Why Exams Aren’t Fair

Edufuturists
3 min readJun 21, 2022

For 10 of the last 12 years, I have been an exam marker for GCSE & A-Level papers across all the major boards, with the obvious break of the pandemic. It never fails to amaze me that we still use this as the only grade-maker for our young people (even though it pays me during the summer term).

The problem is that exams don’t fit all learners; they create a ‘teach to the test’ approach and are how schools (and teachers) are subsequently judged so will force some teachers to sacrifice ‘authentic learning opportunities’ for ‘will this be on the exam, sir’ methodology.

Here are a few home truths we probably need to explore as an education system.

A two or three hour memory test is not evidence of learning.

I am lucky because I did pretty well in my terminal exams (deliberate use of that word). But I know that many people don’t, and the results are skewed in favour of those from fee-paying schools.

We have all seen the Jeremy Clarkson tweets each year when it’s A-Level results season telling us why the results don’t matter.

Learning can be shown in so many different ways than just the written form.

I agree with Joanne Baird: To be fair, we can do better than exams.

It’s a flawed technical process.

The process is crazy.

Exams are typed by a Principal Examiner >>> They are printed and sent securely to schools >>> The students handwrite them in timed conditions (despite not using pens in their non-school time) >>> The scripts are collated & posted back to exam centres >>> Scripts are scanned and sent to examiners >>> Exams are marked electronically and grades collated/checked/analysed using a digital system

How are we not seeing the flaws in this? Cost, sustainability, security, speed.

Handwriting to be scanned in and marked electronically doesn’t work.

And the evidence is there that handwriting affects exam performance. How crazy that when we have alternative methods of communication, students lose out on gaining credit for their complex understanding of Kantian philosophy & metaphysics because their fine-motor skills are less developed!

And that’s without discussing the effect of the pandemic on handwriting ability.

An exam marker doesn’t know your learners.

There were flaws in the Teacher Assessed Grades systems of 2020 & 2021, that is for sure (but I personally believe the mutant algorithm was a red herring to maintain the examination system post-COVID).
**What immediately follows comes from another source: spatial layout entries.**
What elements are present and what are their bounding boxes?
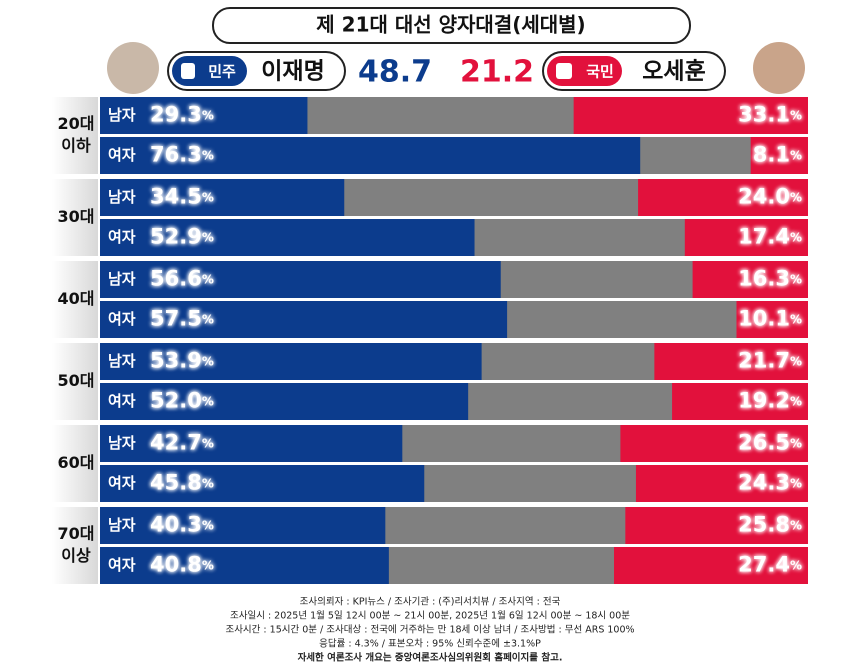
age-label: 30대: [58, 207, 95, 226]
age-box: [52, 179, 98, 256]
value-label: 16.3%: [738, 267, 802, 291]
bar: [638, 179, 808, 216]
age-label: 20대: [58, 114, 95, 133]
footnote: 조사시간 : 15시간 0분 / 조사대상 : 전국에 거주하는 만 18세 이…: [225, 624, 634, 636]
bar: [654, 343, 808, 380]
total-right: 21.2: [460, 55, 534, 90]
footnote: 응답률 : 4.3% / 표본오차 : 95% 신뢰수준에 ±3.1%P: [319, 638, 541, 650]
footnote: 자세한 여론조사 개요는 중앙여론조사심의위원회 홈페이지를 참고.: [298, 652, 563, 664]
row-label: 여자: [108, 146, 136, 164]
value-label: 25.8%: [738, 513, 802, 537]
total-left: 48.7: [358, 55, 432, 90]
row-label: 여자: [108, 310, 136, 328]
row-label: 남자: [108, 352, 136, 370]
bar: [100, 179, 345, 216]
row-label: 남자: [108, 188, 136, 206]
party-name: 민주: [208, 63, 236, 81]
bar: [692, 261, 808, 298]
row-label: 여자: [108, 556, 136, 574]
title-pill: [212, 7, 691, 44]
bar: [100, 547, 389, 584]
bar: [100, 383, 469, 420]
value-label: 17.4%: [738, 225, 802, 249]
bar: [100, 97, 308, 134]
value-label: 24.0%: [738, 185, 802, 209]
value-label: 76.3%: [150, 143, 214, 167]
bar: [625, 507, 808, 544]
value-label: 8.1%: [753, 143, 802, 167]
value-label: 27.4%: [738, 553, 802, 577]
bar: [620, 425, 808, 462]
age-label: 60대: [58, 453, 95, 472]
value-label: 19.2%: [738, 389, 802, 413]
bar: [672, 383, 808, 420]
chart-title: 제 21대 대선 양자대결(세대별): [316, 13, 585, 37]
age-box: [52, 261, 98, 338]
row-label: 여자: [108, 228, 136, 246]
bar: [635, 465, 808, 502]
bar: [684, 219, 808, 256]
footnote: 조사의뢰자 : KPI뉴스 / 조사기관 : (주)리서치뷰 / 조사지역 : …: [300, 596, 561, 608]
value-label: 53.9%: [150, 349, 214, 373]
party-name: 국민: [586, 63, 614, 81]
value-label: 45.8%: [150, 471, 214, 495]
value-label: 52.9%: [150, 225, 214, 249]
party-icon: [181, 63, 195, 79]
age-box: [52, 507, 98, 584]
value-label: 52.0%: [150, 389, 214, 413]
row-label: 여자: [108, 474, 136, 492]
value-label: 40.3%: [150, 513, 214, 537]
bar: [100, 261, 501, 298]
age-label: 70대: [58, 524, 95, 543]
value-label: 21.7%: [738, 349, 802, 373]
value-label: 29.3%: [150, 103, 214, 127]
row-label: 남자: [108, 270, 136, 288]
age-label: 40대: [58, 289, 95, 308]
bar: [100, 137, 641, 174]
value-label: 24.3%: [738, 471, 802, 495]
party-icon: [556, 63, 572, 79]
bar: [100, 507, 386, 544]
value-label: 40.8%: [150, 553, 214, 577]
value-label: 34.5%: [150, 185, 214, 209]
candidate-name: 오세훈: [642, 59, 705, 85]
age-label: 이하: [61, 136, 91, 155]
age-box: [52, 425, 98, 502]
age-label: 이상: [61, 546, 91, 565]
bar: [573, 97, 808, 134]
age-box: [52, 97, 98, 174]
row-label: 여자: [108, 392, 136, 410]
footnote: 조사일시 : 2025년 1월 5일 12시 00분 ~ 21시 00분, 20…: [230, 610, 630, 622]
age-box: [52, 343, 98, 420]
row-label: 남자: [108, 106, 136, 124]
bar: [100, 301, 508, 338]
bar: [736, 301, 808, 338]
bar: [614, 547, 808, 584]
photo-left: [107, 42, 159, 94]
value-label: 57.5%: [150, 307, 214, 331]
candidate-name: 이재명: [261, 59, 324, 85]
value-label: 10.1%: [738, 307, 802, 331]
bar: [100, 465, 425, 502]
row-label: 남자: [108, 516, 136, 534]
value-label: 26.5%: [738, 431, 802, 455]
age-label: 50대: [58, 371, 95, 390]
value-label: 42.7%: [150, 431, 214, 455]
photo-right: [753, 42, 805, 94]
row-label: 남자: [108, 434, 136, 452]
bar: [750, 137, 808, 174]
value-label: 33.1%: [738, 103, 802, 127]
value-label: 56.6%: [150, 267, 214, 291]
bar: [100, 343, 482, 380]
bar: [100, 219, 475, 256]
bar: [100, 425, 403, 462]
Even the Chief Regulator of Ofqual, Simon Lebus commented (albeit in the midst of the pandemic and not necessarily about all exams over the years),

“A way to think of it is the exams are a bit like a snapshot, a photograph: you capture an instant, it’s a form of sampling, whereas teacher assessment allows teachers to observe student performance over a much longer period in a rather more complex way, taking into account lots of different pieces of work and arriving at a holistic judgement.”

Teachers know their students better than any external examiner and a holistic, all-year-round, multiple-layered assessment system seems fairer and more attuned to how students learn and how they’ll work in the world.